Lily buscó su varita en los bolsillos de su túnica pero Sirius fue más rápido que ella: murmuró un encantamiento apuntando a la escoba y ésta dejó de mordisquear la túnica de una asustada chica de sexto y cayó al suelo con un golpe sordo. Con otro encantamiento, volvió a su apariencia normal.
Sirius la tomó y se acercó a una avergonzada Kat que no se atrevía ni a mirarlo a los ojos.
"Es un crimen tratar a una Nimbus 1500 de esa forma, es una magnífica escoba de carreras. Si necesitas clases de vuelo, estoy disponible" dijo el chico a la vez que le tendía la escoba. "Aunque te irían mejor unas clases de Transformaciones. Lo que prefieras, preciosa" esto último se lo susurró al oído, dándole escalofríos a la chica, para luego alejarse hacia James, que acababa de entrar por el retrato y traía muy mala cara y un adhesivo en la nariz.
"Que te pasó en la nariz, Prongs? No me digas que te peleaste otra vez con Flint"

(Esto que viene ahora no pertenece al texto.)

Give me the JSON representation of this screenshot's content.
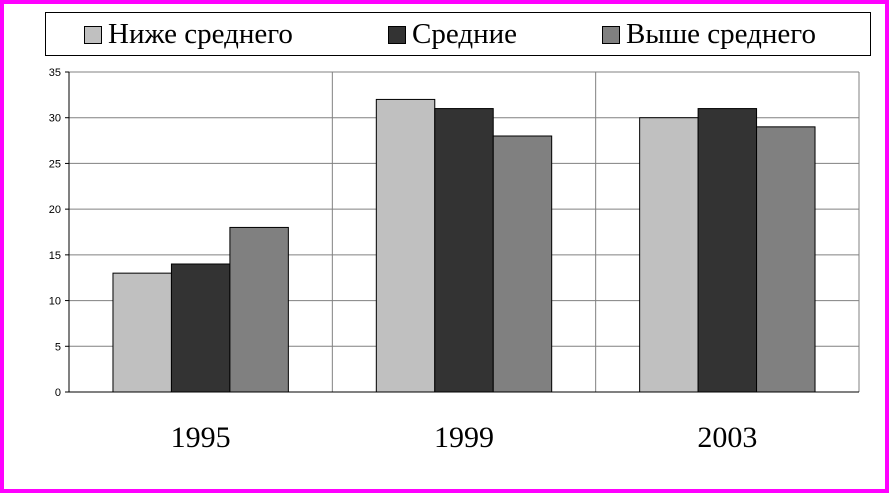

"Si, Potter, cuéntanos a todos qué te pasó en la nariz" intervino Lily, acercándose a ellos. Un grupo de chicas que se habían autoproclamado el club de fans de los merodeadores se acercaron preocupadísimas e hicieron un circulo alrededor de un nervioso James que no sabía que responder.
"Eh… si, ese idiota de Flint se lo tenía merecido, lo único que pudo hacer fue partirme la nariz mientras que yo lo mandé a la enfermería" dijo al fin lo primero que se le ocurrió y rogándole al cielo que Lily no lo desmintiera.
Las molestas chicas comenzaron a vitorear y a felicitarlo, enfadando a Lily aún más.
"Ah, si?" preguntó la pelirroja, cruzándose de brazos. "Y cuantos puntos nos hiciste perder, Potter?"
"Eh… 20, si, 20, pero no se preocupen, los recuperaremos en el primer partido de quidditch de la temporada"
Ahora comenzaron a aplaudirlo, y antes que Lily lo dejara en evidencia frente a todo Gryffindor, Kat la llamó desde las escaleras que llevaban al dormitorio y no tuvo más remedio que abrirse paso a empujones para llegar hasta ella.
"Supongo que la nariz rota es obra tuya" Kat le dijo sonriendo una vez que la hubo alcanzado.
"Si, y sino fuera porque no quiero perder puntos de verdad le dejaba el ojo morado para combinar"
"Y que fue lo que hizo esta vez?"
"Me… me besó"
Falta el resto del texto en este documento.